Apercevant Minnka et Minnkou en chemise, ils s’arrêtèrent tous, à distance. Ils n’eurent pas un mot, pas un murmure. La plupart des hommes firent aussitôt demi-tour. Les femmes, muettes, s’attardèrent. Elles se couvraient de leurs mains la bouche ou tout le visage et hochaient la tête, quelques-unes en pleurant.

Les deux « coupables » semblaient ne rien éprouver. Ils se tenaient droits, regardant l’Embouchure et grelottant. On leur permit de s’habiller.

À ce moment arriva père Ortopan, en courant. Minnka le reçut dans la hutte, un doigt sur les lèvres, lui remit les clefs de la taverne et l’embrassa. Le vieux était très ému.

Peu après, les deux voitures prenaient le chemin de Braïla, dirigeant vers la prison ce que le campement avait de plus sain : un homme et une femme qui s’aimaient.

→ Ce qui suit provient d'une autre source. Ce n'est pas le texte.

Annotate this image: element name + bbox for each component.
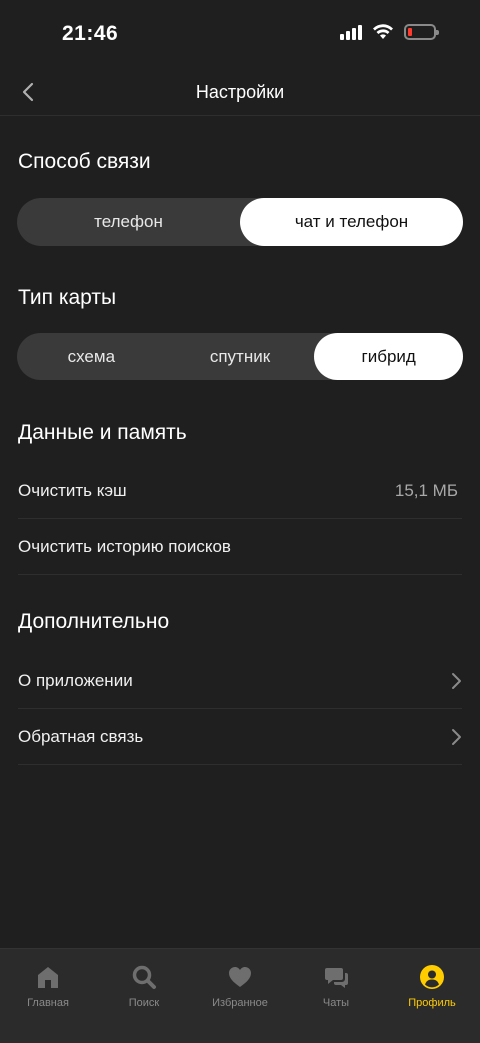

On les condamna, tous deux, à quinze jours de prison correctionnelle. C’est Sima qui l’avait voulu et obtenu, comme on obtient tout ce qu’on veut, dans ces pays-là, lorsqu’on est riche. C’est lui également qui avait exigé du commissaire la mise à la porte, à demi-nus et à la vue de tout le monde, des deux amants.

Contrairement à son attente, la pensée et l’attitude des paysans auxquels il offrit ce spectacle, furent tout en sa défaveur.